NRS 177.055(2) provides:
2. Whether or not the defendant or his counsel affirmatively waives the appeal, the sentence must be reviewed on the record by the supreme court, which shall consider, in a single proceeding if an appeal is taken:
(a) Any error enumerated by way of appeal;
(b) Whether the evidence supports the finding of an aggravating circumstance or circumstances;
(c) Whether the sentence of death was imposed under the influence of passion, prejudice or any arbitrary factor; and
(d) Whether the sentence of death is excessive, considering both the crime and the defendant.

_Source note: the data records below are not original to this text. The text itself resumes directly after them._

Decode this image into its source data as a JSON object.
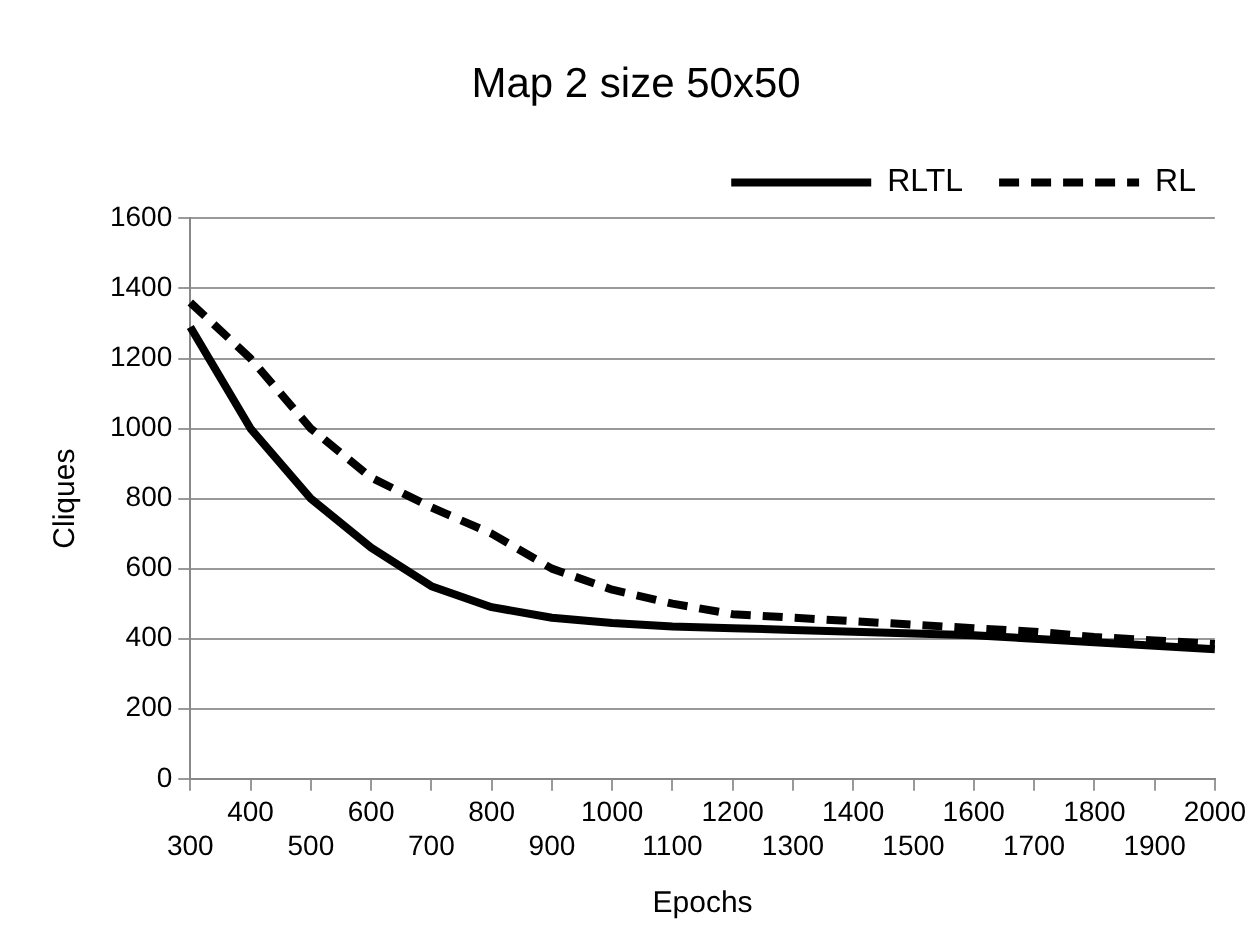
{
  "chart_data": {
    "type": "line",
    "title": "Map 2 size 50x50",
    "xlabel": "Epochs",
    "ylabel": "Cliques",
    "categories": [
      "300",
      "400",
      "500",
      "600",
      "700",
      "800",
      "900",
      "1000",
      "1100",
      "1200",
      "1300",
      "1400",
      "1500",
      "1600",
      "1700",
      "1800",
      "1900",
      "2000"
    ],
    "series": [
      {
        "name": "RLTL",
        "color": "#000000",
        "line_style": "solid",
        "values": [
          1290,
          1000,
          800,
          660,
          550,
          490,
          460,
          445,
          435,
          430,
          425,
          420,
          415,
          410,
          400,
          390,
          380,
          370
        ]
      },
      {
        "name": "RL",
        "color": "#000000",
        "line_style": "dashed",
        "values": [
          1360,
          1200,
          1000,
          860,
          775,
          700,
          600,
          540,
          500,
          470,
          460,
          450,
          440,
          430,
          420,
          405,
          395,
          385
        ]
      }
    ],
    "ylim": [
      0,
      1600
    ],
    "yticks": [
      0,
      200,
      400,
      600,
      800,
      1000,
      1200,
      1400,
      1600
    ],
    "grid": "y",
    "legend": "top right",
    "marker": "none"
  }
}
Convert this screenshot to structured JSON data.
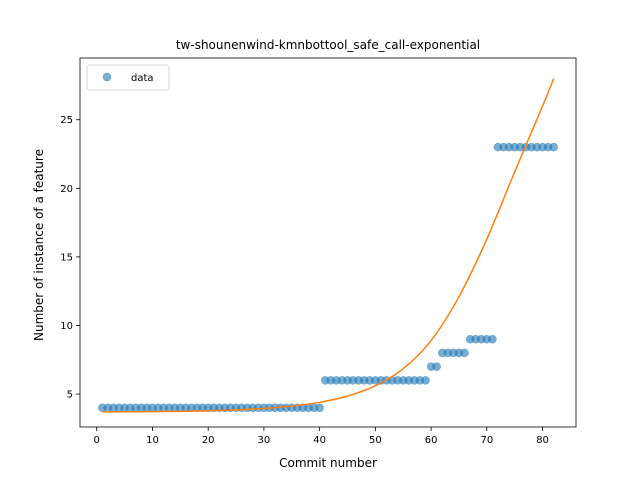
{
  "chart_data": {
    "type": "scatter",
    "title": "tw-shounenwind-kmnbottool_safe_call-exponential",
    "xlabel": "Commit number",
    "ylabel": "Number of instance of a feature",
    "xlim": [
      -3,
      86
    ],
    "ylim": [
      2.6,
      29.5
    ],
    "xticks": [
      0,
      10,
      20,
      30,
      40,
      50,
      60,
      70,
      80
    ],
    "yticks": [
      5,
      10,
      15,
      20,
      25
    ],
    "grid": false,
    "legend": {
      "placement": "upper-left",
      "entries": [
        "data"
      ]
    },
    "series": [
      {
        "name": "data",
        "kind": "scatter",
        "color": "#1f77b4",
        "x": [
          1,
          2,
          3,
          4,
          5,
          6,
          7,
          8,
          9,
          10,
          11,
          12,
          13,
          14,
          15,
          16,
          17,
          18,
          19,
          20,
          21,
          22,
          23,
          24,
          25,
          26,
          27,
          28,
          29,
          30,
          31,
          32,
          33,
          34,
          35,
          36,
          37,
          38,
          39,
          40,
          41,
          42,
          43,
          44,
          45,
          46,
          47,
          48,
          49,
          50,
          51,
          52,
          53,
          54,
          55,
          56,
          57,
          58,
          59,
          60,
          61,
          62,
          63,
          64,
          65,
          66,
          67,
          68,
          69,
          70,
          71,
          72,
          73,
          74,
          75,
          76,
          77,
          78,
          79,
          80,
          81,
          82
        ],
        "y": [
          4,
          4,
          4,
          4,
          4,
          4,
          4,
          4,
          4,
          4,
          4,
          4,
          4,
          4,
          4,
          4,
          4,
          4,
          4,
          4,
          4,
          4,
          4,
          4,
          4,
          4,
          4,
          4,
          4,
          4,
          4,
          4,
          4,
          4,
          4,
          4,
          4,
          4,
          4,
          4,
          6,
          6,
          6,
          6,
          6,
          6,
          6,
          6,
          6,
          6,
          6,
          6,
          6,
          6,
          6,
          6,
          6,
          6,
          6,
          7,
          7,
          8,
          8,
          8,
          8,
          8,
          9,
          9,
          9,
          9,
          9,
          23,
          23,
          23,
          23,
          23,
          23,
          23,
          23,
          23,
          23,
          23
        ]
      },
      {
        "name": "",
        "kind": "line",
        "color": "#ff7f0e",
        "x": [
          1,
          10,
          20,
          30,
          35,
          40,
          45,
          50,
          55,
          60,
          65,
          70,
          75,
          80,
          82
        ],
        "y": [
          3.7,
          3.72,
          3.78,
          3.95,
          4.12,
          4.4,
          4.85,
          5.6,
          6.85,
          8.9,
          12.1,
          16.3,
          21.2,
          26.0,
          28.0
        ]
      }
    ]
  }
}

Additional issues raised on appeal
Chappell further contends that: (1) the State's use of peremptory challenges to excuse two African-American jurors from the jury pool was discriminatory; (2) the district court erred in admitting hearsay statements; (3) the district court erred by denying Chappell's motion to strike the notice of intent to seek the death penalty; (4) the State improperly appealed to the jury for vengeance during the penalty phase; (5) cumulative error denied Chappell a fair hearing; and (6) victim impact testimony denied Chappell a fair penalty hearing. We have reviewed each of these issues and conclude that they lack merit.
THE HONORABLE CHARLES E. SPRINGER, Chief Justice, voluntarily recused himself from participation in the decision of this appeal.
THE HONORABLE A. WILLIAM MAUPIN, Justice, voluntarily recused himself from participation in the decision of this appeal.